Google has unveiled a new system to identify where photos are taken. The task, simple when images contain famous landmarks or unique architecture, goes beyond the overt to examine small clues hidden in the pixels.
The program, named PlaNet, uses a deep-learning neural network, which means the more images PlaNet sees, the smarter it gets.
The impressive part? Its geotagging abilities are already better than any other program or human, and it's still getting smarter.
"PlaNet is able to localize 3.6% of the images at street-level accuracy and 10.1% at city-level accuracy. 28.4% of the photos are correctly localized at country level and 48.0% at continent level," wrote the research team.

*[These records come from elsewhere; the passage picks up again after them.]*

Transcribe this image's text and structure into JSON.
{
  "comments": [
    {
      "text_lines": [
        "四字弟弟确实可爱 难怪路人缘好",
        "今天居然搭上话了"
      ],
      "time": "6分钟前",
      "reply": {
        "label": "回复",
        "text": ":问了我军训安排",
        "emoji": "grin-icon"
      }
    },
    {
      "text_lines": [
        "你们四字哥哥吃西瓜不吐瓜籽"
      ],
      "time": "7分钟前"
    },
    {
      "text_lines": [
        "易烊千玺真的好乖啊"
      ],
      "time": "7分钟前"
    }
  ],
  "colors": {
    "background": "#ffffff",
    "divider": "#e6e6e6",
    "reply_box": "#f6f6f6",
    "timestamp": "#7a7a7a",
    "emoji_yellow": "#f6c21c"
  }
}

That's still a long way from a reliable level of accuracy – but PlaNet already outperforms even the most well-traveled humans.

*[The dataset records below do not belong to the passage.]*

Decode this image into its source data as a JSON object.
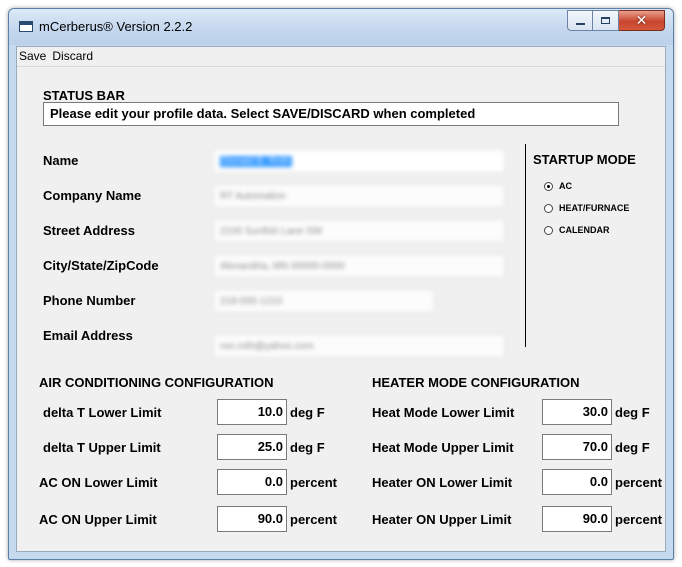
{
  "window": {
    "title": "mCerberus® Version 2.2.2"
  },
  "menu": {
    "save": "Save",
    "discard": "Discard"
  },
  "status": {
    "title": "STATUS BAR",
    "message": "Please edit your profile data. Select SAVE/DISCARD when completed"
  },
  "profile": {
    "name": {
      "label": "Name",
      "value": "Donald B. Roth"
    },
    "company": {
      "label": "Company Name",
      "value": "RT Automation"
    },
    "street": {
      "label": "Street Address",
      "value": "2100 Sunfish Lane SW"
    },
    "city": {
      "label": "City/State/ZipCode",
      "value": "Alexandria, MN 00000-0000"
    },
    "phone": {
      "label": "Phone Number",
      "value": "218-555-1210"
    },
    "email": {
      "label": "Email Address",
      "value": "ron.roth@yahoo.com"
    }
  },
  "startup": {
    "title": "STARTUP MODE",
    "options": [
      {
        "label": "AC",
        "selected": true
      },
      {
        "label": "HEAT/FURNACE",
        "selected": false
      },
      {
        "label": "CALENDAR",
        "selected": false
      }
    ]
  },
  "ac": {
    "title": "AIR CONDITIONING CONFIGURATION",
    "rows": [
      {
        "label": "delta T Lower Limit",
        "value": "10.0",
        "unit": "deg F"
      },
      {
        "label": "delta T Upper Limit",
        "value": "25.0",
        "unit": "deg F"
      },
      {
        "label": "AC ON Lower Limit",
        "value": "0.0",
        "unit": "percent"
      },
      {
        "label": "AC ON Upper Limit",
        "value": "90.0",
        "unit": "percent"
      }
    ]
  },
  "heater": {
    "title": "HEATER MODE CONFIGURATION",
    "rows": [
      {
        "label": "Heat Mode Lower Limit",
        "value": "30.0",
        "unit": "deg F"
      },
      {
        "label": "Heat Mode Upper Limit",
        "value": "70.0",
        "unit": "deg F"
      },
      {
        "label": "Heater ON Lower Limit",
        "value": "0.0",
        "unit": "percent"
      },
      {
        "label": "Heater ON Upper Limit",
        "value": "90.0",
        "unit": "percent"
      }
    ]
  }
}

To compare PlaNet to human accuracy, the researchers matched their program against 10 well-traveled people in the game Geoguessr, a game providing a random street-view photo and requiring players to identify where they believe the photo was taken.
PlaNet and its human challengers played 50 rounds in total.
"PlaNet won 28 of the 50 rounds with a median localization error of 1131.7 km, while the median human localization error was 2320.75 km," according to the paper.
Other computer programs are tackling image location as well. Im2GPS has achieved high accuracy by relying on image retrieval to identify location. For example, if im2GPS was trying to identify where a picture of a forest was taken, it would browse the internet's millions of forest photos. When it found one that looked almost identical, it would conclude they were taken in the same place. With enough data, this method can achieve high accuracy, according to the paper.
The team behind PlaNet took a different approach:
In contrast, we pose the problem as one of classification by subdividing the surface of the earth into thousands of multi-scale geographic cells, and train a deep network using millions of geotagged images.
The researchers trained the neural network using 29.7 million public photos from Google+. The neural network relies on clues and features from photos it has already seen to help identify the most likely whereabouts of a new image.
The program has some limitations. Because it depends on internet images, PlaNet is at a disadvantage when confronted with rural countrysides and other rarely photographed locales. The team also left out large swaths of the Earth, including oceans and the polar caps.
Tobias Weyland, the lead author on the project, noted that supplementing internet photos with satellite images resolved some of these weaknesses. PlaNet also focuses on landscapes and other factors besides landmarks, making it more accurate at identifying non-city images than other programs.
One more piece of good news for users interested in identifying locations on the go: PlaNet only needs 377 MB, so it could fit on smartphones.